Mostly Void, Partially Stars
Ashley: “Welcome to Night Vale” is a popular podcast full of surreal storytelling and throat spiders. Many people have told me to listen to this podcast, and then also said maybe I wouldn’t like it, probably because I’m a curmudgeon, and also because I’m afraid of spiders.
Maybe you, like me, haven’t figured out how to listen to podcasts consistently, but you desperately want to keep up with the cool kids who know about this (supposedly fictional) desert town and its overlord, the Glow Cloud. That’s where the awesomely named Mostly Void, Partially Stars helps. It’s a transcription of the first 25 episodes of the podcast, plus commentary from the (supposed) creators about why and how they wrote “Night Vale,” and how at least one of them is also desperately afraid of spiders.
There’s something here for everyone, whether you’ve been listening to the podcast for years or you’ve just wandered into town looking for wheat & wheat by-products. Sorry, you were looking for books? The City Council would like to remind you that books are “dangerous and inadvisable and should not be kept in private homes.” But I recommend you pick this one up anyway. It’s perfect for Halloween and well worth risking a visit from the Sheriff’s Secret Police.
The Hidden Life of Trees
Andrew: The Hidden Life of Trees is a great autumn read. We may not have too many deciduous trees with their famous foliage changes here in the San Francisco Bay Area, especially compared to Germany where the author lives, but reading this book put me in the spirit of the season.
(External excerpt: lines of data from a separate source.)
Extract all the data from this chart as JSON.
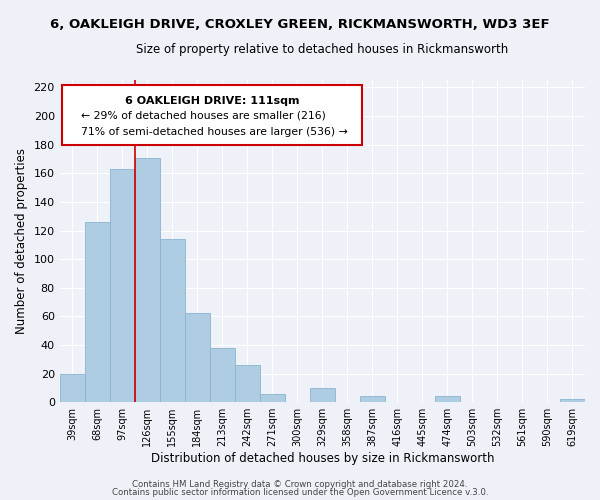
{
  "title": "6, OAKLEIGH DRIVE, CROXLEY GREEN, RICKMANSWORTH, WD3 3EF",
  "subtitle": "Size of property relative to detached houses in Rickmansworth",
  "xlabel": "Distribution of detached houses by size in Rickmansworth",
  "ylabel": "Number of detached properties",
  "bar_color": "#aecde3",
  "bar_edge_color": "#8ab4cf",
  "categories": [
    "39sqm",
    "68sqm",
    "97sqm",
    "126sqm",
    "155sqm",
    "184sqm",
    "213sqm",
    "242sqm",
    "271sqm",
    "300sqm",
    "329sqm",
    "358sqm",
    "387sqm",
    "416sqm",
    "445sqm",
    "474sqm",
    "503sqm",
    "532sqm",
    "561sqm",
    "590sqm",
    "619sqm"
  ],
  "values": [
    20,
    126,
    163,
    171,
    114,
    62,
    38,
    26,
    6,
    0,
    10,
    0,
    4,
    0,
    0,
    4,
    0,
    0,
    0,
    0,
    2
  ],
  "ylim": [
    0,
    225
  ],
  "yticks": [
    0,
    20,
    40,
    60,
    80,
    100,
    120,
    140,
    160,
    180,
    200,
    220
  ],
  "vline_color": "#cc0000",
  "vline_bar_index": 3,
  "annotation_title": "6 OAKLEIGH DRIVE: 111sqm",
  "annotation_line1": "← 29% of detached houses are smaller (216)",
  "annotation_line2": "71% of semi-detached houses are larger (536) →",
  "annotation_box_color": "#ffffff",
  "annotation_box_edge": "#cc0000",
  "footer1": "Contains HM Land Registry data © Crown copyright and database right 2024.",
  "footer2": "Contains public sector information licensed under the Open Government Licence v.3.0.",
  "background_color": "#eef2f8",
  "plot_bg_color": "#eef2f8",
  "grid_color": "#ffffff"
}
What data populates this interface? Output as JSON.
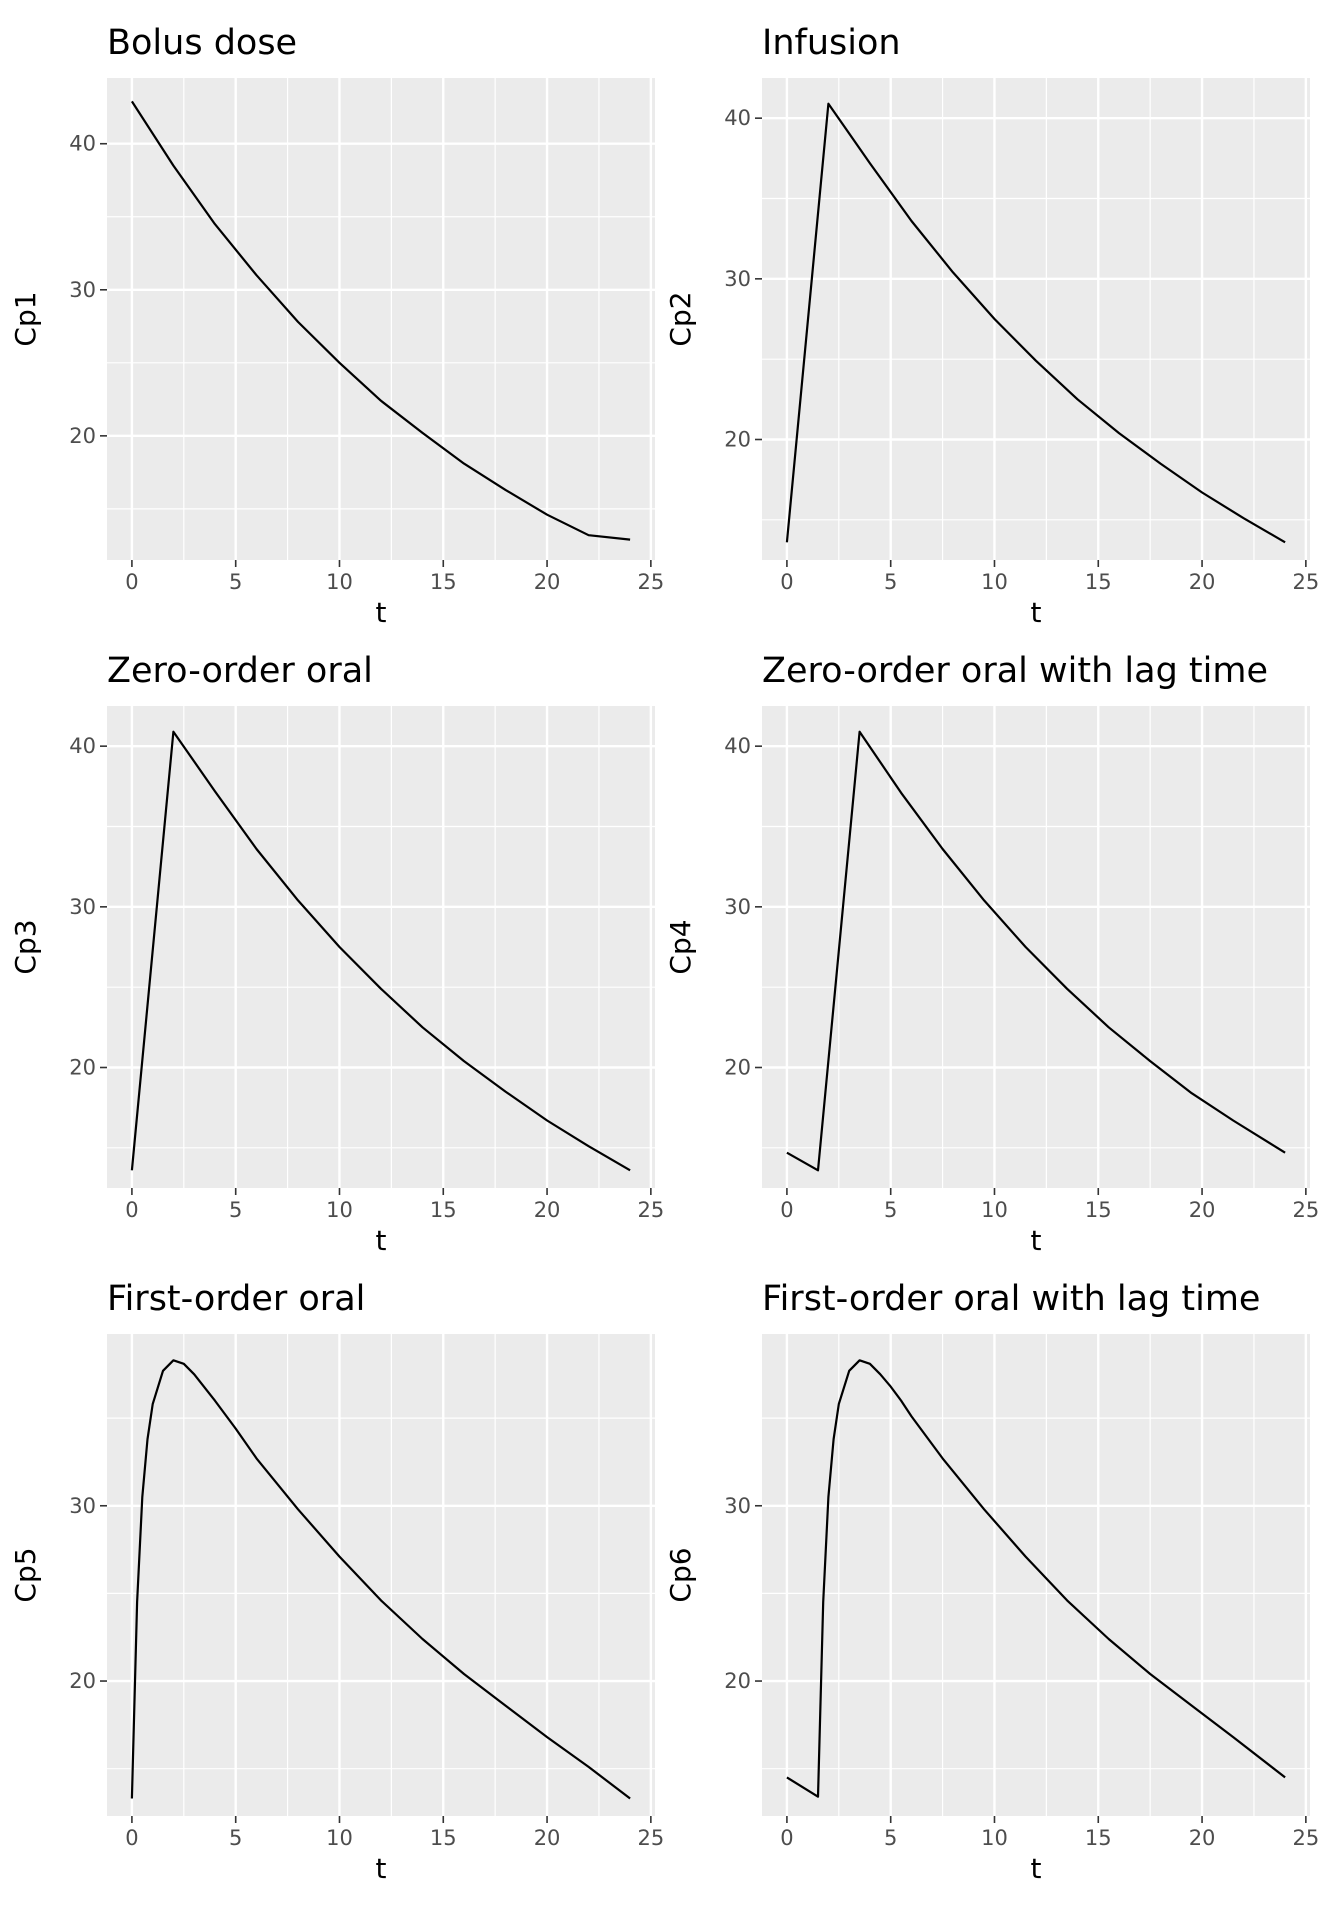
{
  "chart_data": [
    {
      "type": "line",
      "title": "Bolus dose",
      "xlabel": "t",
      "ylabel": "Cp1",
      "xlim": [
        -1.2,
        25.2
      ],
      "ylim": [
        11.5,
        44.5
      ],
      "xticks": [
        0,
        5,
        10,
        15,
        20,
        25
      ],
      "yticks": [
        20,
        30,
        40
      ],
      "grid": true,
      "x": [
        0,
        2,
        4,
        6,
        8,
        10,
        12,
        14,
        16,
        18,
        20,
        22,
        24
      ],
      "y": [
        42.9,
        38.5,
        34.5,
        31.0,
        27.8,
        25.0,
        22.4,
        20.2,
        18.1,
        16.3,
        14.6,
        13.2,
        12.9
      ]
    },
    {
      "type": "line",
      "title": "Infusion",
      "xlabel": "t",
      "ylabel": "Cp2",
      "xlim": [
        -1.2,
        25.2
      ],
      "ylim": [
        12.5,
        42.5
      ],
      "xticks": [
        0,
        5,
        10,
        15,
        20,
        25
      ],
      "yticks": [
        20,
        30,
        40
      ],
      "grid": true,
      "x": [
        0,
        2,
        4,
        6,
        8,
        10,
        12,
        14,
        16,
        18,
        20,
        22,
        24
      ],
      "y": [
        13.6,
        40.9,
        37.2,
        33.6,
        30.4,
        27.5,
        24.9,
        22.5,
        20.4,
        18.5,
        16.7,
        15.1,
        13.6
      ]
    },
    {
      "type": "line",
      "title": "Zero-order oral",
      "xlabel": "t",
      "ylabel": "Cp3",
      "xlim": [
        -1.2,
        25.2
      ],
      "ylim": [
        12.5,
        42.5
      ],
      "xticks": [
        0,
        5,
        10,
        15,
        20,
        25
      ],
      "yticks": [
        20,
        30,
        40
      ],
      "grid": true,
      "x": [
        0,
        2,
        4,
        6,
        8,
        10,
        12,
        14,
        16,
        18,
        20,
        22,
        24
      ],
      "y": [
        13.6,
        40.9,
        37.2,
        33.6,
        30.4,
        27.5,
        24.9,
        22.5,
        20.4,
        18.5,
        16.7,
        15.1,
        13.6
      ]
    },
    {
      "type": "line",
      "title": "Zero-order oral with lag time",
      "xlabel": "t",
      "ylabel": "Cp4",
      "xlim": [
        -1.2,
        25.2
      ],
      "ylim": [
        12.5,
        42.5
      ],
      "xticks": [
        0,
        5,
        10,
        15,
        20,
        25
      ],
      "yticks": [
        20,
        30,
        40
      ],
      "grid": true,
      "x": [
        0,
        1.5,
        3.5,
        5.5,
        7.5,
        9.5,
        11.5,
        13.5,
        15.5,
        17.5,
        19.5,
        21.5,
        24
      ],
      "y": [
        14.7,
        13.6,
        40.9,
        37.1,
        33.6,
        30.4,
        27.5,
        24.9,
        22.5,
        20.4,
        18.4,
        16.7,
        14.7
      ]
    },
    {
      "type": "line",
      "title": "First-order oral",
      "xlabel": "t",
      "ylabel": "Cp5",
      "xlim": [
        -1.2,
        25.2
      ],
      "ylim": [
        12.3,
        39.8
      ],
      "xticks": [
        0,
        5,
        10,
        15,
        20,
        25
      ],
      "yticks": [
        20,
        30
      ],
      "grid": true,
      "x": [
        0,
        0.25,
        0.5,
        0.75,
        1,
        1.5,
        2,
        2.5,
        3,
        4,
        5,
        6,
        8,
        10,
        12,
        14,
        16,
        18,
        20,
        22,
        24
      ],
      "y": [
        13.3,
        24.5,
        30.5,
        33.8,
        35.8,
        37.7,
        38.3,
        38.1,
        37.5,
        36.0,
        34.4,
        32.7,
        29.8,
        27.1,
        24.6,
        22.4,
        20.4,
        18.6,
        16.8,
        15.1,
        13.3
      ]
    },
    {
      "type": "line",
      "title": "First-order oral with lag time",
      "xlabel": "t",
      "ylabel": "Cp6",
      "xlim": [
        -1.2,
        25.2
      ],
      "ylim": [
        12.3,
        39.8
      ],
      "xticks": [
        0,
        5,
        10,
        15,
        20,
        25
      ],
      "yticks": [
        20,
        30
      ],
      "grid": true,
      "x": [
        0,
        1.5,
        1.75,
        2,
        2.25,
        2.5,
        3,
        3.5,
        4,
        4.5,
        5,
        5.5,
        6,
        7.5,
        9.5,
        11.5,
        13.5,
        15.5,
        17.5,
        19.5,
        21.5,
        24
      ],
      "y": [
        14.5,
        13.4,
        24.5,
        30.5,
        33.8,
        35.8,
        37.7,
        38.3,
        38.1,
        37.5,
        36.8,
        36.0,
        35.1,
        32.7,
        29.8,
        27.1,
        24.6,
        22.4,
        20.4,
        18.6,
        16.8,
        14.5
      ]
    }
  ]
}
Learning about all the ways that trees interact with each other to survive calamity also increased my respect for them. Especially in our age of climate change and deforestation, it’s important to understand the irreplaceable value of old-growth forests.
I never knew this, but trees are actually social entities. Connected both underground by root systems and fungi as well as aboveground by chemical signaling, trees survive best as a community. Replanted forests don’t have the same kind of centuries-old networks that more established forests have, and that has huge implications for the health of the forest, and by extension the health of our planet.